Purpose : High myopia and glaucoma are leading causes of blindness worldwide, with biomechanical changes likely playing a key role in both diseases. Scleral collagen crosslinking (CXL) has been proposed as potential therapy to alter scleral biomechanics in these diseases. Novel quantitative ultrasound (QUS) methods permit obtaining biomechanical QUS parameters associated with changes in tissue microstructure. Radio-frequency echo data were acquired from the posterior sclera of guinea pigs (GPs) using an 80-MHz US system. QUS parameters were evaluated for their ability at quantifying microstructural changes occurring in the sclera during CXL.

Methods : Sixteen intact, normotensive eyes of 13 GPs (2 weeks old) were immersed ex-vivo in either 26mM CXL for 3 hours (G1, n = 6), 26mM CXL for 1 day (G2, n = 5), or 208mM CXL for 1 day (G3, n = 5). Eleven of these eyes (G0) were scanned with QUS prior to CXL to serve as controls. Eyes were placed in PBS and suspended to match their in vivo anatomical position. 3D RF data were collected by scanning the transducer and processed to yield two QUS parameters (Homodyned-K (HK) k and HK μ). ANOVA and Kruskal-Wallis analyses were performed to assess statistical significance between groups.

Results : The average and standard deviation of HK k values were 0.04 ± 0.005 (G1), 0.10 ± 0.06 (G2), and 0.15 ± 0.007 (G3), which means this parameter tends to increase with the strength of cross-linking process.
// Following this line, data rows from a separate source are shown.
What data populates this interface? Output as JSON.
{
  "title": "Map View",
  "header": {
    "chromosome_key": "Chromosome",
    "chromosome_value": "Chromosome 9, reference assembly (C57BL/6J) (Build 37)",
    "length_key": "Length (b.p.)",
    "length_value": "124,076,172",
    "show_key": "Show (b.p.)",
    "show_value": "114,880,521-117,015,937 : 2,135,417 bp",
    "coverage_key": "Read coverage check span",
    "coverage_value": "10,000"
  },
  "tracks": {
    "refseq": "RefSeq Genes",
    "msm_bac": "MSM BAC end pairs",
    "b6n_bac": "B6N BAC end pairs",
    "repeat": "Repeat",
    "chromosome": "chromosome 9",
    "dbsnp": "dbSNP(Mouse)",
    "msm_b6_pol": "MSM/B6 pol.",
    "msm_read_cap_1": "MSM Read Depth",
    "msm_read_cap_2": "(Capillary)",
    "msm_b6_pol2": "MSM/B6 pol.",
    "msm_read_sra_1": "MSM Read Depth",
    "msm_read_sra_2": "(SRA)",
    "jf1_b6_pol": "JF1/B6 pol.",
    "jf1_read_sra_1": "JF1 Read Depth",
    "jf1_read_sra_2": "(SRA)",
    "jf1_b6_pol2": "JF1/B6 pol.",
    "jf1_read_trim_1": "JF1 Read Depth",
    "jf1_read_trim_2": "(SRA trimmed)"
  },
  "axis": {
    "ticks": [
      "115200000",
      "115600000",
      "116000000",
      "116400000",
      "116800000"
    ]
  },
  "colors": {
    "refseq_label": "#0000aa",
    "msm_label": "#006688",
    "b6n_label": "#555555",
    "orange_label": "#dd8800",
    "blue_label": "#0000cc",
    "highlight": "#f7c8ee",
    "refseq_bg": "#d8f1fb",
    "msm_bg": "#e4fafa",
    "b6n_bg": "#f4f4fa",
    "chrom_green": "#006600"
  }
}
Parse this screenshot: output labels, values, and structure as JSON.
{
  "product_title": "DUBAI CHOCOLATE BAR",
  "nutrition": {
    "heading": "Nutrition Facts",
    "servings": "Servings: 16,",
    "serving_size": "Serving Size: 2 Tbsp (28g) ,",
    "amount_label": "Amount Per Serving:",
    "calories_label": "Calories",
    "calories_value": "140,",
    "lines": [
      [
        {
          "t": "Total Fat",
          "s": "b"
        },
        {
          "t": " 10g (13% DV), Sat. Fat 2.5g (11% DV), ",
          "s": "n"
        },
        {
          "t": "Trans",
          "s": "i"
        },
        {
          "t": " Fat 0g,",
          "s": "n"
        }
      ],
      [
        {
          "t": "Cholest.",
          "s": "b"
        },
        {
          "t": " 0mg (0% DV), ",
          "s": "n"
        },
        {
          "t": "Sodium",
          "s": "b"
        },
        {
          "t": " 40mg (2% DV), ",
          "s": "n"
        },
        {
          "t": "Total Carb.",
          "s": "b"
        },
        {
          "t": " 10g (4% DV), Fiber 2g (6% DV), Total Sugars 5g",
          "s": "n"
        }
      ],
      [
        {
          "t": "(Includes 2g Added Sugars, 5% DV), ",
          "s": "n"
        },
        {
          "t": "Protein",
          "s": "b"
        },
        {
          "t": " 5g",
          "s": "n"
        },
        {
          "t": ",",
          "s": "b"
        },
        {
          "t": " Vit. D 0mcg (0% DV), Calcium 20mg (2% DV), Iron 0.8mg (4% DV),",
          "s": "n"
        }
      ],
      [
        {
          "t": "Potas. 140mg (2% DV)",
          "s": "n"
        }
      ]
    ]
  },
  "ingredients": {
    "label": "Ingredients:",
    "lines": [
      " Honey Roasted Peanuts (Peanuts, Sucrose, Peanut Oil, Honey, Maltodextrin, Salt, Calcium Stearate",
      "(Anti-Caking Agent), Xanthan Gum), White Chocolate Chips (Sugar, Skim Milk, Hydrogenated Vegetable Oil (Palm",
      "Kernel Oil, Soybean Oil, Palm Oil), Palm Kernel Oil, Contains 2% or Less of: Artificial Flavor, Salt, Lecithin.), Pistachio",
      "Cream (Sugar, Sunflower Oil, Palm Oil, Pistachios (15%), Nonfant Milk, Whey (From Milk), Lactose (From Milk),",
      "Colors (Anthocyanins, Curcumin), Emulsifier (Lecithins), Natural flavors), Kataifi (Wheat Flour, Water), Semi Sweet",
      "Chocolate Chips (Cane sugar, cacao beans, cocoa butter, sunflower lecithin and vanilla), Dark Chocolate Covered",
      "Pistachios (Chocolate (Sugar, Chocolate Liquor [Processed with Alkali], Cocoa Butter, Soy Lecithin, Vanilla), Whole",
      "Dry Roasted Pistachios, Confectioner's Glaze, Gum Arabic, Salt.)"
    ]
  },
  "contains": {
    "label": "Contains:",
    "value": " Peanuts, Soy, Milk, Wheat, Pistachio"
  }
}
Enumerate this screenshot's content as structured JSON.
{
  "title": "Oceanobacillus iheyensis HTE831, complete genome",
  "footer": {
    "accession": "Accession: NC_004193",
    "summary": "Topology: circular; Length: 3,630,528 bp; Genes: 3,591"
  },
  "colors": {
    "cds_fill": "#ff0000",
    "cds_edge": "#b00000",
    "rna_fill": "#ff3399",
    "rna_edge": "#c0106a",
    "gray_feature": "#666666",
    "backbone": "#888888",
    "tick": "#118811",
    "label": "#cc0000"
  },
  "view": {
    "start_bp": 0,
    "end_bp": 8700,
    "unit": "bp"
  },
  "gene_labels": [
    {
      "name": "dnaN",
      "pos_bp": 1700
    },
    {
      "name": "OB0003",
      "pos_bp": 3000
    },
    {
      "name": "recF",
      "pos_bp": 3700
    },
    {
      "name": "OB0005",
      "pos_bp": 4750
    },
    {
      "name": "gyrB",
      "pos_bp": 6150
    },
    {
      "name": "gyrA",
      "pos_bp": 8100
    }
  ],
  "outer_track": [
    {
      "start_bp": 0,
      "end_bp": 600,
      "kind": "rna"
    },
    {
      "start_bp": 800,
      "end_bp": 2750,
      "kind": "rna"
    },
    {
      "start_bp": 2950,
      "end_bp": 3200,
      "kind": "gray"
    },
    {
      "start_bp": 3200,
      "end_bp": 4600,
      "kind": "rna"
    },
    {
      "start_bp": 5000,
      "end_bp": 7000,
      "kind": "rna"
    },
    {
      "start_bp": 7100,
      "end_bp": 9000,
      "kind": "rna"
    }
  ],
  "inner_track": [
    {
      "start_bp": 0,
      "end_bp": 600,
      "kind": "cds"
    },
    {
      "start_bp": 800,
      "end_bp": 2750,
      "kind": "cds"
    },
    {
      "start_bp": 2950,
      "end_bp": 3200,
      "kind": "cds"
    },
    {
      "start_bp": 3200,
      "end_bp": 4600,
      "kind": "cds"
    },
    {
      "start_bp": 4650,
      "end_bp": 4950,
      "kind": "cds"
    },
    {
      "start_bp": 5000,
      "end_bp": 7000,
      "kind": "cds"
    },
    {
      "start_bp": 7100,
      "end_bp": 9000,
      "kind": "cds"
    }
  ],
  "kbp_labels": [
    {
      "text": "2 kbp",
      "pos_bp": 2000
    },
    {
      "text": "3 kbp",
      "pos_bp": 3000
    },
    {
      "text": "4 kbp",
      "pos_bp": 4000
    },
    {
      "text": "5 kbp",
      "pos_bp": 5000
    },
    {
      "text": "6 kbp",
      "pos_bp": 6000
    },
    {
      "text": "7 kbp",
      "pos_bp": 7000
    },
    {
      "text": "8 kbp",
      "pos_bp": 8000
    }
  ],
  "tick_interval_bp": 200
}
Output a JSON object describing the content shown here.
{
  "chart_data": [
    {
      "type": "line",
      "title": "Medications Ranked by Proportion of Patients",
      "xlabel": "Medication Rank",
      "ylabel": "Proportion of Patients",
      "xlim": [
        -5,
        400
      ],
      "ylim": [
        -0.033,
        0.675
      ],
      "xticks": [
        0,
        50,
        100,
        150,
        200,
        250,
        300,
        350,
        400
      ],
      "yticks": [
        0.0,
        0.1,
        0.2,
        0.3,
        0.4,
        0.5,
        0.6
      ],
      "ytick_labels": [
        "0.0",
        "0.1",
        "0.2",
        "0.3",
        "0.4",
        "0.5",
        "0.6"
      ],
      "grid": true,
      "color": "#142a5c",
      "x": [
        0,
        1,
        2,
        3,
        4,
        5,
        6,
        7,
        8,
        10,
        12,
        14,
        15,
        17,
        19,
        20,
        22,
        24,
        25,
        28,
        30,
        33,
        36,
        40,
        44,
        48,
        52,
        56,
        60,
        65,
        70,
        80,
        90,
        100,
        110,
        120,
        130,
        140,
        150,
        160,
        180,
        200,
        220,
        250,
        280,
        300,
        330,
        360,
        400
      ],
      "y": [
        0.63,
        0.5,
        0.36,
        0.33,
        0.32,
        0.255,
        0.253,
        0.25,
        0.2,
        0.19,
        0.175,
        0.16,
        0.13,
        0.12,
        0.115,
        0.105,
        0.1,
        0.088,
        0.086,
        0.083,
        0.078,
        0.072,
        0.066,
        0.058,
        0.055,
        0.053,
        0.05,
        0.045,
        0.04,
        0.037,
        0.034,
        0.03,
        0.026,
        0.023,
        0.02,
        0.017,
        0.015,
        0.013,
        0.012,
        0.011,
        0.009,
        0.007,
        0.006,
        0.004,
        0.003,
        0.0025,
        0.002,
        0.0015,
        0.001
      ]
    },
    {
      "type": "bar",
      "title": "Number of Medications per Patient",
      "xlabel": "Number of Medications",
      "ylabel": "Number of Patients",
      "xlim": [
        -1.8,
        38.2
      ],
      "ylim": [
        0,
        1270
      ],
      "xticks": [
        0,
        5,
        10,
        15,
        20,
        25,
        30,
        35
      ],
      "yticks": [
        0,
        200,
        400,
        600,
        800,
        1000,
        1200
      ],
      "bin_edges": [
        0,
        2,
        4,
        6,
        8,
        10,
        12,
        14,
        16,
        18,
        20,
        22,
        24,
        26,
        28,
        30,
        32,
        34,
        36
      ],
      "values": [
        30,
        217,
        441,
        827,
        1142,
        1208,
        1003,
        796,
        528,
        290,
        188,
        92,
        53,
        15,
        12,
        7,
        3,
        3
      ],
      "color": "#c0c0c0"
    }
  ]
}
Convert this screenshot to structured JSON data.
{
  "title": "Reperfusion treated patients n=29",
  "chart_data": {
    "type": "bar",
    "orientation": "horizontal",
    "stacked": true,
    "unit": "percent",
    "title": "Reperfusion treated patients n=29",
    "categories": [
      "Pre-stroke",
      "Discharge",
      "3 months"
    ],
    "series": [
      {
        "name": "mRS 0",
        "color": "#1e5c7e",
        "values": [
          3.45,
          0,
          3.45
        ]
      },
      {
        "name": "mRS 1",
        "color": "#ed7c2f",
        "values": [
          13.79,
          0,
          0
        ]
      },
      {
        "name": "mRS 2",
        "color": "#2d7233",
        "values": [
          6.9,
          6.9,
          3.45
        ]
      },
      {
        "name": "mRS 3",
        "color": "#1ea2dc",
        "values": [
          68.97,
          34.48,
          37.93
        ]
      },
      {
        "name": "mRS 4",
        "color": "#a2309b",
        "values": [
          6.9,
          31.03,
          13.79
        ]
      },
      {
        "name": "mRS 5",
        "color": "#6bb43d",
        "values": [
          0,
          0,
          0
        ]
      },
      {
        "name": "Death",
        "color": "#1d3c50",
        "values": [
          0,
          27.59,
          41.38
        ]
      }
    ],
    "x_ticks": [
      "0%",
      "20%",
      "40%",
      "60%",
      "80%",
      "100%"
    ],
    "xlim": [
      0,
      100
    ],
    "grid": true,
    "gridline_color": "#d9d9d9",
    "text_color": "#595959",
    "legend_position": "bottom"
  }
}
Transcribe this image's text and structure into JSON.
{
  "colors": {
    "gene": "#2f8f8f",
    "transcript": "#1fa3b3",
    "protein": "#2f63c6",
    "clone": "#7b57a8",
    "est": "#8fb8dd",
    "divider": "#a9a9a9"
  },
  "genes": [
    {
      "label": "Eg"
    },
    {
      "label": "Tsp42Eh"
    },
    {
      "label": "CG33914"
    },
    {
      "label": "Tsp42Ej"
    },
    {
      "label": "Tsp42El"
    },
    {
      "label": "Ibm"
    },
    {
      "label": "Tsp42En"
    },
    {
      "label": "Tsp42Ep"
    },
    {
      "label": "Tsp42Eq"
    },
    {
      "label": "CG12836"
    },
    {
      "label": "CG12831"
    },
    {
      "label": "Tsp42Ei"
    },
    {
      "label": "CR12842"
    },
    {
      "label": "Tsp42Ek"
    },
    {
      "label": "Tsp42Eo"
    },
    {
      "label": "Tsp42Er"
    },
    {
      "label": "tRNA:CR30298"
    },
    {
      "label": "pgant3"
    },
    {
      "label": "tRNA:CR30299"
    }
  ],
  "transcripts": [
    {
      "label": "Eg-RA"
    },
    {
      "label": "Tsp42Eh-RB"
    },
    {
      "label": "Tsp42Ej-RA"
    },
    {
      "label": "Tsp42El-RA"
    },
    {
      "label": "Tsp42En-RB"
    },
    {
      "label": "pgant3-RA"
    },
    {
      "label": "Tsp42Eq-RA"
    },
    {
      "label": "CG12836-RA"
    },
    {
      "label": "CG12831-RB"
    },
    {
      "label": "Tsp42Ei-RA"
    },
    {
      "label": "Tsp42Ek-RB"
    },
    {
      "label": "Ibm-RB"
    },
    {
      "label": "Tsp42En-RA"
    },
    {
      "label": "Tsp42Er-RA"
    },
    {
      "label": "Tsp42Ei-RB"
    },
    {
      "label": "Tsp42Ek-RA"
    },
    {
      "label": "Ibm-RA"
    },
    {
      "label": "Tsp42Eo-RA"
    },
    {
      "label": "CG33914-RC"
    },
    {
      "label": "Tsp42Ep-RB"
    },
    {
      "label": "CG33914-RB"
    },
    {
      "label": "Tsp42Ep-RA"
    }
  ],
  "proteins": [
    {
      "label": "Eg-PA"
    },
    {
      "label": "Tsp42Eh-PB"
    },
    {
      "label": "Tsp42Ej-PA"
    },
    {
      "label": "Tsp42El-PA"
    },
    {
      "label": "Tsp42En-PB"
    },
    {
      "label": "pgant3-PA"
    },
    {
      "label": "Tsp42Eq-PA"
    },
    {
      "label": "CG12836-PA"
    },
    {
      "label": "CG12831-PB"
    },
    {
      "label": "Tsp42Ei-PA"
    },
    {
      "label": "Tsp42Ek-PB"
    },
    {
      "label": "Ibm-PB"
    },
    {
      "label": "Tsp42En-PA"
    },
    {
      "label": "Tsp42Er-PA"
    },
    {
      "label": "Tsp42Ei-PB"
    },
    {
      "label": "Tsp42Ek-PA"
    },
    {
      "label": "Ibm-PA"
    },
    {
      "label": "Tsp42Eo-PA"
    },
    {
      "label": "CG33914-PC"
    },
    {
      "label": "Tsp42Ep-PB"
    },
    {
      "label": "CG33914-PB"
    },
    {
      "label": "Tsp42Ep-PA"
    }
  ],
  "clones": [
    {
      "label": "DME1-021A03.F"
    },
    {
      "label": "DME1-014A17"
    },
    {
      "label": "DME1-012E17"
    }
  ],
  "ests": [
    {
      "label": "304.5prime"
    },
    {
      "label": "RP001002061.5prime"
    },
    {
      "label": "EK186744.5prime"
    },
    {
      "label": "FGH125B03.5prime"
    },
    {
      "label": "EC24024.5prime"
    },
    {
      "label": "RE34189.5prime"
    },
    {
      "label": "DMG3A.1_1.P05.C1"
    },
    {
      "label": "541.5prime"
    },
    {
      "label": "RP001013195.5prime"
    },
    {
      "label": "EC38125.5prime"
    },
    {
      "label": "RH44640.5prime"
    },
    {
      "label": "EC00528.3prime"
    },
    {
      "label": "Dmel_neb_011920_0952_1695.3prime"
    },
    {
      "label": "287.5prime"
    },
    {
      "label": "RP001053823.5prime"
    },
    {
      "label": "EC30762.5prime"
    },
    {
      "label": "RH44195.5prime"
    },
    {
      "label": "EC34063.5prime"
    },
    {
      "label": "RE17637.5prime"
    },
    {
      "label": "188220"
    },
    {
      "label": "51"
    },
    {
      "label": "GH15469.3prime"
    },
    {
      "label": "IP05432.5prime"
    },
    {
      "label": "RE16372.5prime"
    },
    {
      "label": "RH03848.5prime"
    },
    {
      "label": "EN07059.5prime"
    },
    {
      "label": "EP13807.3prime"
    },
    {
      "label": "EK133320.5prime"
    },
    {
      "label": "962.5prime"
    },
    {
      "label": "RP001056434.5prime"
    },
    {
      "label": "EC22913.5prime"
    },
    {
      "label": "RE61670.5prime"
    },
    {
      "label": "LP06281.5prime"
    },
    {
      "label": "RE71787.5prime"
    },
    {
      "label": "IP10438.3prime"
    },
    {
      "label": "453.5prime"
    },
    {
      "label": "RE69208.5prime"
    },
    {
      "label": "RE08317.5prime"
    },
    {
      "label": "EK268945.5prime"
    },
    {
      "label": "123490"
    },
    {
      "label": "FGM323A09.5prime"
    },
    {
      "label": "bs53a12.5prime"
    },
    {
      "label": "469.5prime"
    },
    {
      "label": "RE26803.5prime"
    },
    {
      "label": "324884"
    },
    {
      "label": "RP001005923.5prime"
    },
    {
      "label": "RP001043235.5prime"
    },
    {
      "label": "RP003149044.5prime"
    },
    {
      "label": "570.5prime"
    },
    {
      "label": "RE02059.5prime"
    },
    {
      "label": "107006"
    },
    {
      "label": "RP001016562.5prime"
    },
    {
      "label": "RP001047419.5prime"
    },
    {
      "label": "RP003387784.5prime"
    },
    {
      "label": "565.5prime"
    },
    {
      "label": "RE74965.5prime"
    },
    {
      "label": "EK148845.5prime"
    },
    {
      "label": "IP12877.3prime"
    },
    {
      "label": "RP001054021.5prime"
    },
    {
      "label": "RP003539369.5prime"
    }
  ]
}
Indeed, the Kruskal-Wallis test demonstrated statistically significant difference between G1 and G3 (p = 0.02). G2 values are in between those of G1 and G3 but were not found to be statistically significant. The values of HK μ did not differ between G0, G1, G2 and G3 (all p > 0.05).

Conclusions : The results indicate that QUS is highly sensitive to the changes occurring the posterior sclera during crosslinking treatment. In the future, QUS methods could be used to monitor and manage myopia patients undergoing CXL treatment to limit the likelihood of developing vision-threatening staphylomas.

This is a 2020 ARVO Annual Meeting abstract.